In 1951-1952, Cleo and Exa built a home in the Richardson’s Cove community. They converted the basement, which was level with the road and faced it, into a store. The enterprise was more than just a grocery store. It was also a Shell gas station, a deli, and a quasi community center. Exa managed the day-to-day operation of the store while Cleo worked as a heavy equipment operator.
Exa would slice cheese, bologna and other luncheon meats and make sandwiches to order for various workers who would stop by for lunch; since there were no restaurants in close proximity. Soft drinks were chilled in a drink box filled with ice cold water.
In warm weather, locals sat on Royal Crown Cola benches in front of the store discussing everything from the weather, crops and politics to the latest gossip.
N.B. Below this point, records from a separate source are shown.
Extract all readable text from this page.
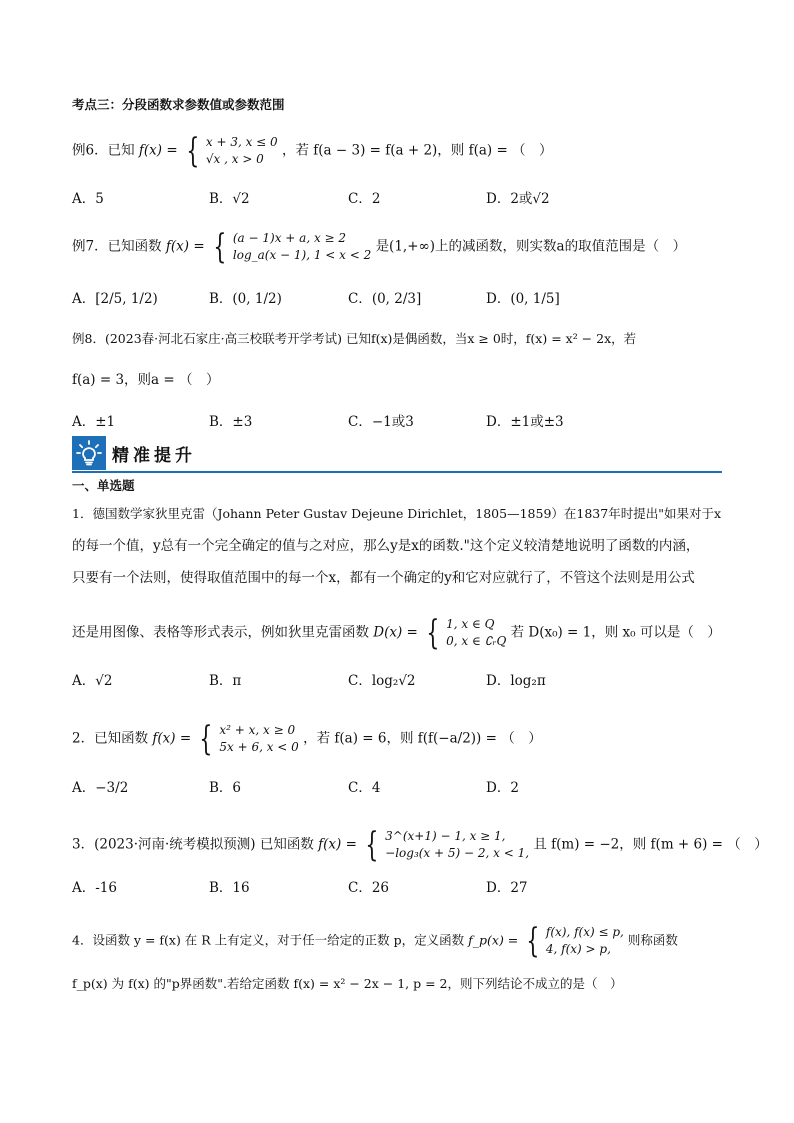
考点三：分段函数求参数值或参数范围
例6．已知 f(x) = { x + 3, x ≤ 0
√x , x > 0 ，若 f(a − 3) = f(a + 2)，则 f(a) = （　）
A．5	B．√2	C．2	D．2或√2
例7．已知函数 f(x) = { (a − 1)x + a, x ≥ 2
log_a(x − 1), 1 < x < 2 是(1,+∞)上的减函数，则实数a的取值范围是（　）
A．[2/5, 1/2)	B．(0, 1/2)	C．(0, 2/3]	D．(0, 1/5]
例8．(2023春·河北石家庄·高三校联考开学考试) 已知f(x)是偶函数，当x ≥ 0时，f(x) = x² − 2x，若
f(a) = 3，则a = （　）
A．±1	B．±3	C．−1或3	D．±1或±3
精准提升
一、单选题
1．德国数学家狄里克雷（Johann Peter Gustav Dejeune Dirichlet，1805—1859）在1837年时提出"如果对于x
的每一个值，y总有一个完全确定的值与之对应，那么y是x的函数."这个定义较清楚地说明了函数的内涵，
只要有一个法则，使得取值范围中的每一个x，都有一个确定的y和它对应就行了，不管这个法则是用公式
还是用图像、表格等形式表示，例如狄里克雷函数 D(x) = { 1, x ∈ Q
0, x ∈ ∁ᵣQ 若 D(x₀) = 1，则 x₀ 可以是（　）
A．√2	B．π	C．log₂√2	D．log₂π
2．已知函数 f(x) = { x² + x, x ≥ 0
5x + 6, x < 0 ，若 f(a) = 6，则 f(f(−a/2)) = （　）
A．−3/2	B．6	C．4	D．2
3．(2023·河南·统考模拟预测) 已知函数 f(x) = { 3^(x+1) − 1, x ≥ 1,
−log₃(x + 5) − 2, x < 1, 且 f(m) = −2，则 f(m + 6) = （　）
A．-16	B．16	C．26	D．27
4．设函数 y = f(x) 在 R 上有定义，对于任一给定的正数 p，定义函数 f_p(x) = { f(x), f(x) ≤ p,
4, f(x) > p, 则称函数
f_p(x) 为 f(x) 的"p界函数".若给定函数 f(x) = x² − 2x − 1, p = 2，则下列结论不成立的是（　）
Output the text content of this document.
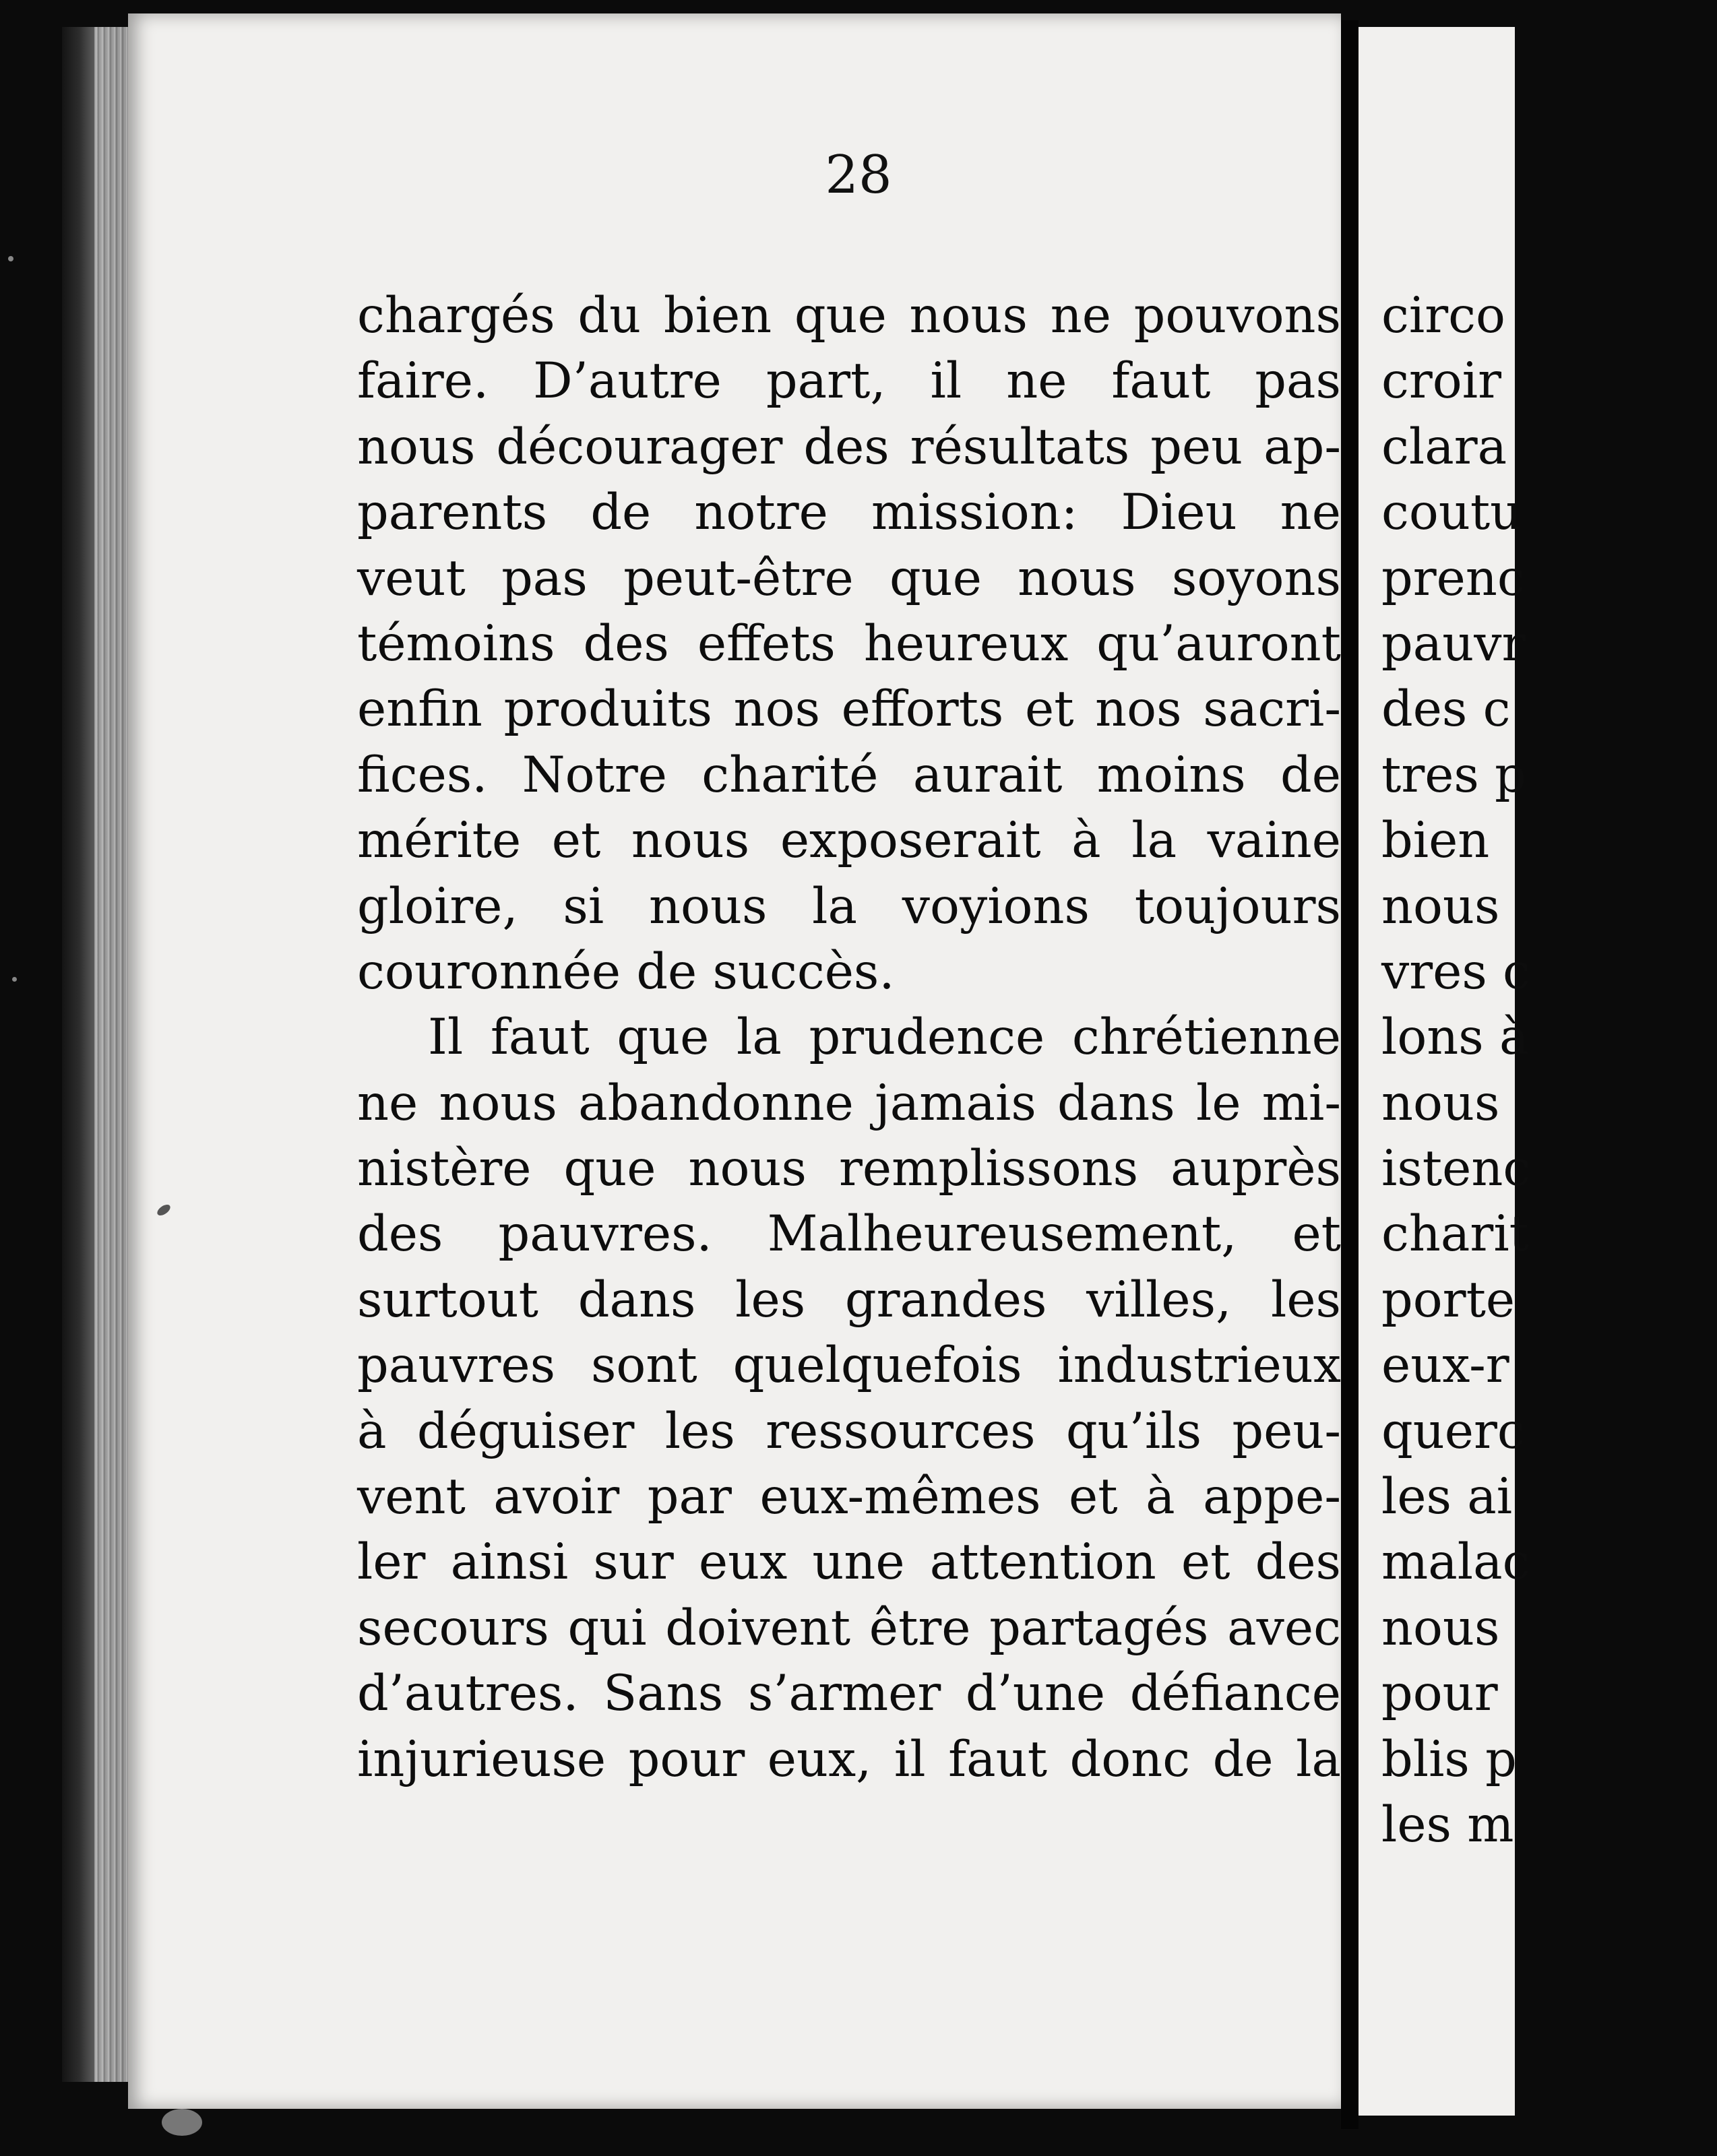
28

chargés du bien que nous ne pouvons
faire. D’autre part, il ne faut pas
nous décourager des résultats peu ap-
parents de notre mission: Dieu ne
veut pas peut-être que nous soyons
témoins des effets heureux qu’auront
enfin produits nos efforts et nos sacri-
fices. Notre charité aurait moins de
mérite et nous exposerait à la vaine
gloire, si nous la voyions toujours
couronnée de succès.
Il faut que la prudence chrétienne
ne nous abandonne jamais dans le mi-
nistère que nous remplissons auprès
des pauvres. Malheureusement, et
surtout dans les grandes villes, les
pauvres sont quelquefois industrieux
à déguiser les ressources qu’ils peu-
vent avoir par eux-mêmes et à appe-
ler ainsi sur eux une attention et des
secours qui doivent être partagés avec
d’autres. Sans s’armer d’une défiance
injurieuse pour eux, il faut donc de la
circo
croir
clara
coutu
prenc
pauvr
des c
tres p
bien
nous
vres c
lons à
nous
istenc
charit
porte
eux-r
querc
les ai
malac
nous
pour
blis p
les m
In the winter, customers could warm by the stove inside the store.
In her kitchen upstairs, Exa often would cook a pot of beans and a pan of cornbread, which were available to anyone wanting a warm meal.
Pet Ice Cream was sold in small cups with wooden spoons, candy could be purchased by the pound out of a Tom’s jars located behind the counter, and kerosene could be pumped from a tank located in front of one of the two picture windows.
Next to the big bronze push-button cash register, a box of ticket books with the last names of customers written on the spine was used to list item by item groceries bought “on credit.” Some customers ran a tab until they received money from crop sales.
Periodically, the Nolichucky Regional Library van would stop at the store, and Exa would check out books which she would in turn allow trusted customers to check out.
Thursday was “Hawk Day.” That was the day Hawk Distributing Company delivered groceries. Her granddaughter Leslie Atchley fondly remembers going to help Exa stock the shelves and price the cans with crayons, when school was out in the summer.
Dolly Parton visited the store on occasion when she was a student at near-by Caton’s Chapel Elementary School. After she moved to Nashville and became a celebrity, Dolly stopped there a few times when she was home visiting her parents. Dolly is Exa’s great-niece.
The store closed in November 1979. After three decades of long hours standing on her feet, Exa needed a rest. Several years later, the state of Tennessee acquired the property to widen the road. Cleo and Exa built a new home just around the bend on Pittman Center Road.
Cleo enjoyed fish fries, frog legs and storytelling by the campfire. He loved his mules, Toby, Jack and Joe. Cleo was active in the Sevier County Saddle Club, a group of horseback riders who gathered for Sunday afternoon and moonlight rides through the country. He was one of the club members who joined with Tillman Robertson to facilitate the first wagon train in Sevier County.
When the time of year rolled around for the Wagon Trail, Cleo would hook his mules to his green wagon with the bow canopy top, and ride in the parade through Sevierville before camping on a new location each evening for the next three nights.
Both Cleo and Exa were faithful members of Richardson’s Cove Baptist Church. In fact, the steeple on the old white church was built with donations made in memory of Cleo. However, the congregation has since moved to a new building.
Cleo McMahan died Jan. 2, 1997, at age 82 and Exa died Feb. 3, 2014, at age 96.
When driving by the spot where the store once stood, I often recall opening the squeaky screen door on a hot summer afternoon and heading toward the drink box for an ice cold Coca-Cola.
Carroll McMahan is the special projects facilitator for the Sevierville Chamber of Commerce and serves as Sevier County historian.